AML is frequently diagnosed in elderly patients, with a median age of 69. Many older patients cannot tolerate intensive chemotherapy and/or stem cell transplantation, making curative treatment difficult and rates of early relapse high. Immunotherapy with dendritic cell (DC) vaccines after chemotherapy was shown by others to provide clinical benefit to some AML patients (van Tendeloo et al. 2010).
Here we report results in four AML patients receiving DC vaccines targeting the antigens Wilm's tumor-1 (WT-1) and preferentially expressed antigen in melanoma (PRAME), applied in compassionate use, employing new generation monocyte-derived fast DCs, matured with a cocktail containing the TLR7/8 ligand R848. The mature DCs show high expression of CD83, strong up-regulation of HLA-DR and co-stimulatory molecules, down-regulation of CD14 and polarized release of IL-12p70, with no or low IL-10 secretion, upon T cell encounter.
After informed consent and hematopoietic recovery from chemotherapy, mononuclear cells were collected by apheresis and mature DC vaccines were prepared to separately express full length mRNA encoding the two target antigens (Subklewe et al. Cancer Immunol. Immunother. 2014). DCs were administered intradermally, once weekly for 4 wks, at wk6 and then on a monthly basis. Blood and bone marrow (BM) samples were collected throughout treatment. Minimal residual disease (MRD) was measured in BM and blood by quantitative PCR of WT-1 expression and BM was monitored by morphology.
Table 1 summarizes the salient features of the patients, treatment parameters, MRD monitoring and initial immune response assessment. DTH reactions were detected in all patients challenged with DCs at wk6. Immune responses of CD4 and CD8 T cells demonstrating intracellular interferon gamma (IFNg) expression were assessed by flow cytometry of PBL stimulated overnight with peptides spanning WT-1, PRAME, and hTERT and survivin as vaccine-unrelated antigens. Responses were scored positive when two-fold or greater frequencies of IFNg-expressing T cells were found compared to unstimulated controls.
Patient (Pt.)CU030 and Pt.CU031 showed CD4 and CD8 responses to different test antigens. Pt.CU030 displayed strong and persistent CD8 responses to PRAME and a surprising increase in hTERT reactivity, potentially representing epitope spreading. The pt. continues to receive monthly vaccination and displays a low fluctuating WT-1 PCR signal in BM but no signal is seen in blood at wk61 after start of vaccination. Pt.CU031 displayed WT-1-specific immune responses until wk37 when responses decreased and WT-1 PCR signals increased in BM. The pt. developed Bell's palsy and immune responses were no longer detected after cortisone therapy. WT-1 signals then increased strongly in BM, accompanied by an increase of blasts. Pt. CU033 had no significant T cell response during 9 months (m) of vaccination. WT-1 signals now increase slowly in BM but relapse cannot be confirmed by morphology and WT-1 PCR remains negative in blood. Pt.CU040 has only received DC vaccines for 5 m, remains in morphological remission and immune response and MRD monitoring are ongoing.

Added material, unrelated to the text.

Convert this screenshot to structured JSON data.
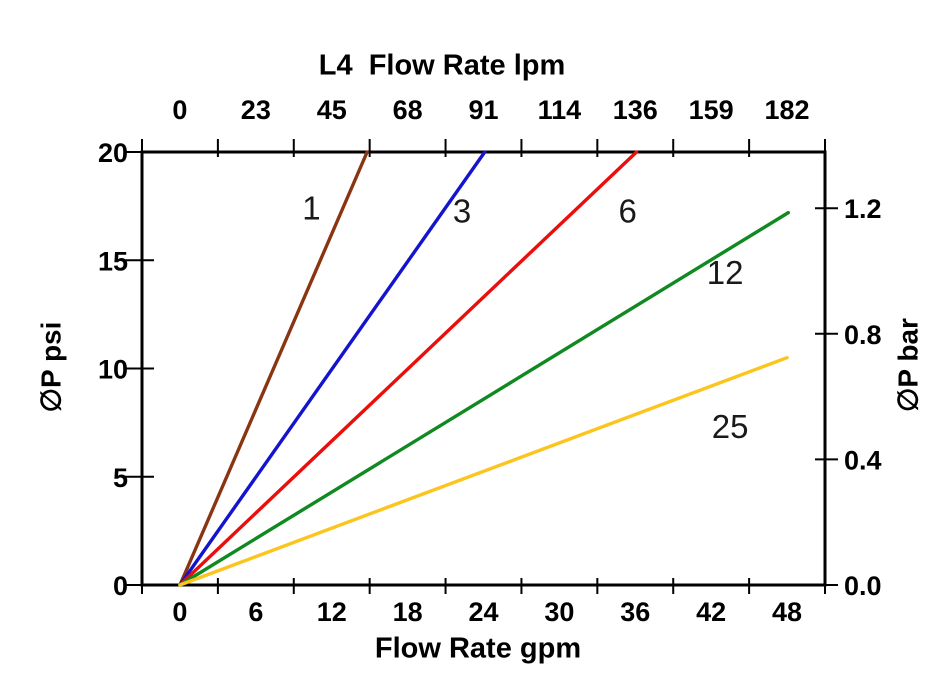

These results show that fast, TLR-polarized DCs induce or enhance specific T cell responses in elderly and undertreated AML patients, with individual strengths and specificities. Preliminary assessments suggest that changes in MRD are related to increase or loss of vaccine-associated immune responses.
Table 1. Characteristics of AML patients receiving DC vaccines Patient CU030 CU031 CU033 CU040 Age 57 50 68 73 Sex f m f f AML Classification M4 M2 M1 M1 Risk Classification intermed intermed intermed good Chemotherapy cycles Induction/Consolidation 2/0 2/4 2/0 2/0 Time between chemo-therapy and vaccination 5 m 8 m 3 m 7 m Months of vaccination as of (08/2015) 16 m 10 m 9 m 5 m DTH responses at w6 toWT-1/PRAME DC challenge pos/pos pos/pos pos/pos pos/pos IFNg-positive T cell responses to overlapping peptides of WT-1, PRAME, hTERT, and Survivin Strong and persistent CD8 responses to PRAME and hTERT Early CD4 & CD8 responses to WT-1; decrease at wk37; full loss after cortisone therapy No significant responses detected up to wk33 To be done after acquisition of further samples MRD (WT-1 PCR) in BM/blood fluctuating low /neg rapid increase after cortisone /pos slow increase /neg ongoing BM morphology (most recent test) neg pos neg neg Time since completion of chemotherapy 21 m 18 m 12 m 12 m
Disclosures
Eckl: Medigene Immunotherapies GmbH: Employment. Schendel:Medigene Immunotherapies GmbH: Employment, Equity Ownership, Membership on an entity's Board of Directors or advisory committees, Patents & Royalties: for DC maturation cocktail. Kvalheim:Medigene Immunotherapies GmbH: Other: Scientific collaboration.